Andy Green, Managing Director for Economic Policy at the Center for American Progress, addressed the fundamental need for robust regulation to strengthen the nation’s financial markets and to protect consumers. Without effective regulatory oversight, Green argued, instances of fraud, collusion, monopolization, and breaches of fiduciary responsibility will arise, which will ultimately harm consumers and undermine economic growth and stability.
To make regulation effective, Green emphasized the importance of building agency capacity and ensuring adequate budgets. Agencies are only as strong as their human leadership, asserted Green, and if agency officials are asked to do too much paperwork and analysis, they are less able to perform their most vital tasks. Green also stated that agencies have lagged behind in technology, pointing to information collection and data analysis gaps that too often make agencies like the U.S. Securities and Exchange Commission (SEC) lag far behind the private sector.
Looking forward, Green stressed that regulators need to be vigilant in identifying new and emerging problems. He also presented three main sets of regulatory solutions that are available to regulators: enact broad principles of business conduct and rely on litigation to determine whether these principles have been met; enact more specific, technical rules and engage in administrative enforcement; or make overarching structural change to an industry. These types of solutions, Green suggested, are not mutually exclusive, and regulators need constantly to seek out the best combinations of these approaches to solve regulatory problems.

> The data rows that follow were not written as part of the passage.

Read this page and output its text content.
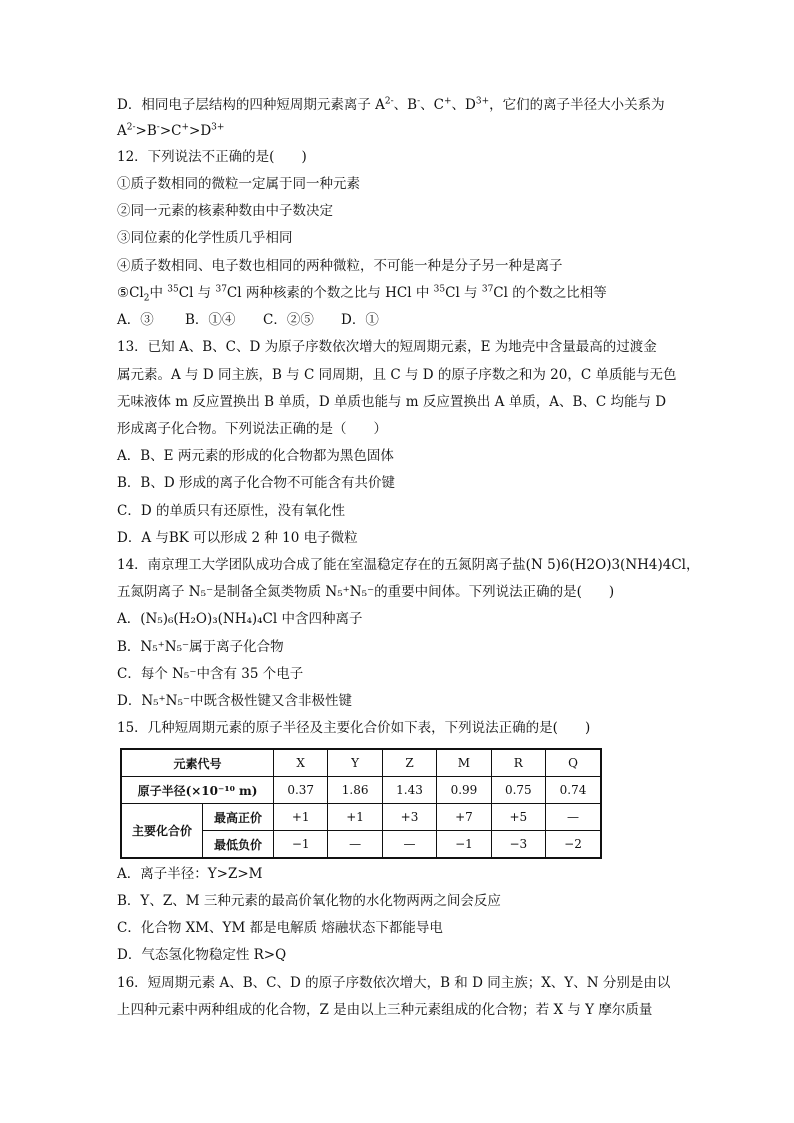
D．相同电子层结构的四种短周期元素离子 $A^{2-}$、B-、C+、$D^{3+}$，它们的离子半径大小关系为
$A^{2-}>B^->C^+>D^{3+}$
12．下列说法不正确的是(　　)
①质子数相同的微粒一定属于同一种元素
②同一元素的核素种数由中子数决定
③同位素的化学性质几乎相同
④质子数相同、电子数也相同的两种微粒，不可能一种是分子另一种是离子
$⑤Cl_2$中 $^{35}$Cl 与 $^{37}$Cl 两种核素的个数之比与 HCl 中 $^{35}$Cl 与 $^{37}$Cl 的个数之比相等
A．③ B．①④ C．②⑤ D．①
13．已知 A、B、C、D 为原子序数依次增大的短周期元素，E 为地壳中含量最高的过渡金
属元素。A 与 D 同主族，B 与 C 同周期，且 C 与 D 的原子序数之和为 20，C 单质能与无色
无味液体 m 反应置换出 B 单质，D 单质也能与 m 反应置换出 A 单质，A、B、C 均能与 D
形成离子化合物。下列说法正确的是（　　）
A．B、E 两元素的形成的化合物都为黑色固体
B．B、D 形成的离子化合物不可能含有共价键
C．D 的单质只有还原性，没有氧化性
D．A 与BK 可以形成 2 种 10 电子微粒
14．南京理工大学团队成功合成了能在室温稳定存在的五氮阴离子盐(N 5)6(H2O)3(NH4)4Cl，
五氮阴离子 N₅⁻是制备全氮类物质 N₅⁺N₅⁻的重要中间体。下列说法正确的是(　　)
A．(N₅)₆(H₂O)₃(NH₄)₄Cl 中含四种离子
B．N₅⁺N₅⁻属于离子化合物
C．每个 N₅⁻中含有 35 个电子
D．N₅⁺N₅⁻中既含极性键又含非极性键
15．几种短周期元素的原子半径及主要化合价如下表，下列说法正确的是(　　)
元素代号		X	Y	Z	M	R	Q
原子半径(×10⁻¹⁰ m)		0.37	1.86	1.43	0.99	0.75	0.74
主要化合价	最高正价	+1	+1	+3	+7	+5	—
	最低负价	−1	—	—	−1	−3	−2
A．离子半径：Y>Z>M
B．Y、Z、M 三种元素的最高价氧化物的水化物两两之间会反应
C．化合物 XM、YM 都是电解质 熔融状态下都能导电
D．气态氢化物稳定性 R>Q
16．短周期元素 A、B、C、D 的原子序数依次增大，B 和 D 同主族；X、Y、N 分别是由以
上四种元素中两种组成的化合物，Z 是由以上三种元素组成的化合物；若 X 与 Y 摩尔质量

Sam Batkins, Director of Regulatory Policy at the American Action Forum, emphasized the need for analysis after regulations have been implemented—that is, so-called retrospective review. Batkins noted the existence of executive orders that urge agencies to conduct retrospective reviews and to modify, streamline, or repeal existing regulations that are not working. But he said that these orders have led to uneven results: Some agencies are more thorough than others in looking back and modifying past regulations that have become outmoded or counterproductive.

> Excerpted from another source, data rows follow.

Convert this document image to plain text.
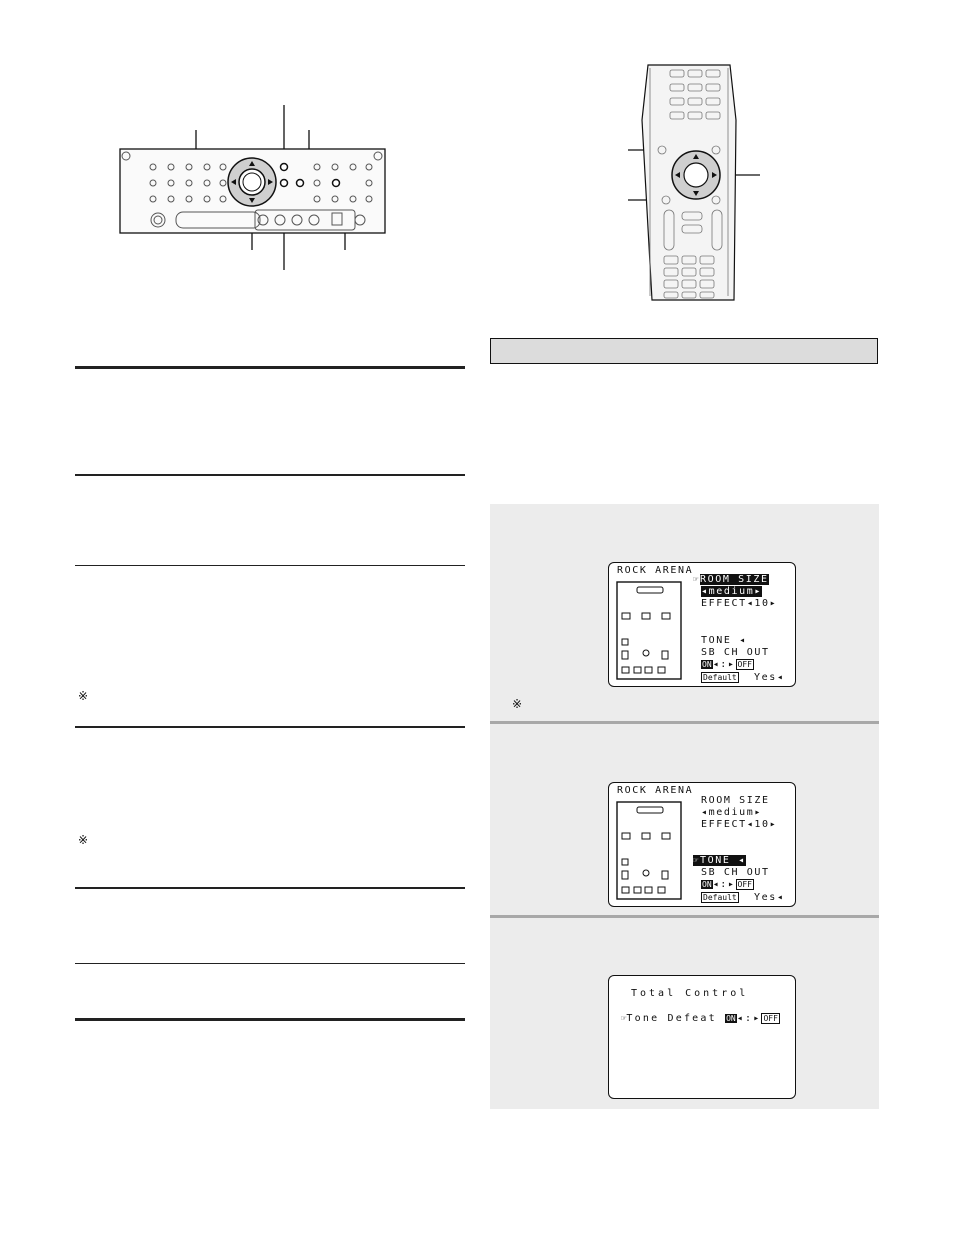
※
※
ROCK ARENA
☞ROOM SIZE
◂medium▸
EFFECT◂10▸
TONE ◂
SB CH OUT
ON◂:▸ OFF
Default Yes◂
※
ROCK ARENA
ROOM SIZE
◂medium▸
EFFECT◂10▸
☞TONE ◂
SB CH OUT
ON◂:▸ OFF
Default Yes◂
Total Control
☞Tone Defeat ON◂:▸ OFF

For the majority of regulations, there is still too often a lack of information about the performance of these rules once they are implemented. In order to support greater review of past rules, Batkins suggested that, instead of retrospective review being an agency-led process—as it currently is—it should be driven by an independent governmental entity, like the Congressional Budget Office, which would annually review major regulations.
The panel discussion was co-organized by RegBlog and the Penn Program on Regulation, and it was co-sponsored by the Penn Law chapters of the Federalist Society and the American Constitution Society. Penn Law professor Cary Coglianese, who serves as the faculty advisor to RegBlog and is the director of the Penn Program on Regulation, moderated the discussion.